Les méthodes d’investigation habituelles, les prospections archéologiques pédestres sous couvert forestier ont atteint assez vite leurs limites en forêt de la Braconne compte tenu de la nature du couvert forestier actuel, fait de jeunes peuplements difficilement pénétrables. L’obtention d’un nouveau financement en réponse à un appel d’offre de la Région Limousin par le laboratoire Geolab en 2012 a permis la mise en place d’une campagne de télédection par laser aéroporté (LIDAR) afin de visualiser les microreliefs du terrain en s’affranchissant de l’écran des arbres. Le budget de cette opération permet d’étendre les explorations à d’autres massifs forestiers charentais afin de confronter les hypothèses émises sur la Braconne à d’autres espaces boisés, situés à proximité de celle-ci et témoins possibles d’une histoire différente. Le vol Lidar est d’ores et déjà programmé pour la fin mars 2012.

Cette nouvelle opération constitue donc une opportunité pour renforcer la collaboration scientifique entre les deux laboratoires qui offrent des compétences complémentaires (en archéologie, en géoarchéologie, en paléoenvironnement et en géomatique) et nécessaires dans le cadre de la vérification au sol et de l’exploitation des données produites par l’opération Lidar.
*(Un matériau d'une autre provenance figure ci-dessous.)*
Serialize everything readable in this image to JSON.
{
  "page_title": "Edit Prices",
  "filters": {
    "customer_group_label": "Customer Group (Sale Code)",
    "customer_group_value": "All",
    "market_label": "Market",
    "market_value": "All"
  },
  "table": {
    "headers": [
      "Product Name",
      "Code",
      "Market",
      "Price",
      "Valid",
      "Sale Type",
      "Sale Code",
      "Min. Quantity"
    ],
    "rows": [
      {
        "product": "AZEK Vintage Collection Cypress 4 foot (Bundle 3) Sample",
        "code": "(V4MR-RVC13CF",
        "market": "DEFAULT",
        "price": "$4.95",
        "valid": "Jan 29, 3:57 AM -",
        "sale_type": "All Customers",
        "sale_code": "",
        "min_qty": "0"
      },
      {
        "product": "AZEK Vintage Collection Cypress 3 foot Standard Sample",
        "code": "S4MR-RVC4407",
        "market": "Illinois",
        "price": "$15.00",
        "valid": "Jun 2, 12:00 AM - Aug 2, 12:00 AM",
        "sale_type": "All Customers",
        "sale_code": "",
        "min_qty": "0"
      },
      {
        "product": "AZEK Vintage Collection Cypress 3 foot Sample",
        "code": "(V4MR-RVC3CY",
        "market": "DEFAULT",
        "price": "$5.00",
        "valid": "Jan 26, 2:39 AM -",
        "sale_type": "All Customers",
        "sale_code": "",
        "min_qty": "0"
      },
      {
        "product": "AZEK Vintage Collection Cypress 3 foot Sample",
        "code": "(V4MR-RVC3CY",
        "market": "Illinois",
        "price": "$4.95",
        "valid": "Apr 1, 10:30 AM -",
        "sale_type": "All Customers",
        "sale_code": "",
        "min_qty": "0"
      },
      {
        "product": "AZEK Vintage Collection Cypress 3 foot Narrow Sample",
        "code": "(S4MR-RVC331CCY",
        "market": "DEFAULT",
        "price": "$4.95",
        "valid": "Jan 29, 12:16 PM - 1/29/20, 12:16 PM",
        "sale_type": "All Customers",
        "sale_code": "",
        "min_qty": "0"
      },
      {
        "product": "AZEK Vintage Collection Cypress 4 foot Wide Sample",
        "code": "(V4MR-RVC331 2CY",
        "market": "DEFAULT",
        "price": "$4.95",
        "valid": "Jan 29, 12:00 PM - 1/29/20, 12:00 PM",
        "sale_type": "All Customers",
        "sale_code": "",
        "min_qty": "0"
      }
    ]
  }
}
De par cette action, de nombreux vestiges tels que les enclos, les limites parcellaires anciennes, les habitats faisant partie des paysages construits, seront cartographiés et pourront faire l’objet d’une étude réunissant l’équipe de recherche autour de la thématique de l’agro-sylvo-pastoralisme. Ainsi l’étude de la gestion des territoires par les sociétés du passé sera plus complète puisqu’elle intègrera également ces activités non exclusivement liées à la présence de la forêt qui ont façonné les paysages au cours du temps en ouvrant par exemple les massifs forestiers pour le pastoralisme et l’agriculture.

Dans un premier temps, il sera donc intéressant d’identifier au sein d’un même territoire : i) les diverses activités anthropiques utilisatrices des ressources naturelles (minerai, bois, charbon…), ii) les structures archéologiques liées à d’autres modes d’occupation de l’espace (agricole au sens large), iii) l’organisation spatiale de ces différentes activités anthropiques, iv) la chronologie des occupations et des activités répertoriées, v) l’impact des activités sur le couvert ligneux et les modalités de gestion de la ressource en bois (et/ou charbon).

Dans un second temps, il s’agira de comparer la gestion des ressources entre massifs forestiers (Charente, Dordogne et Limousin) afin de tester les réactions des sociétés au sein de territoires géographiquement « voisins ». Comparaison rendue possible et pertinente grâce au croisement des données historiques, archéologiques, géographiques et paléoenvironnementales. La reconstitution à haute résolution de l’histoire de ces forêts permettra, en outre, de mettre en valeur ce patrimoine forestier et de favoriser la prise en compte du patrimoine archéologique dans la gestion forestière.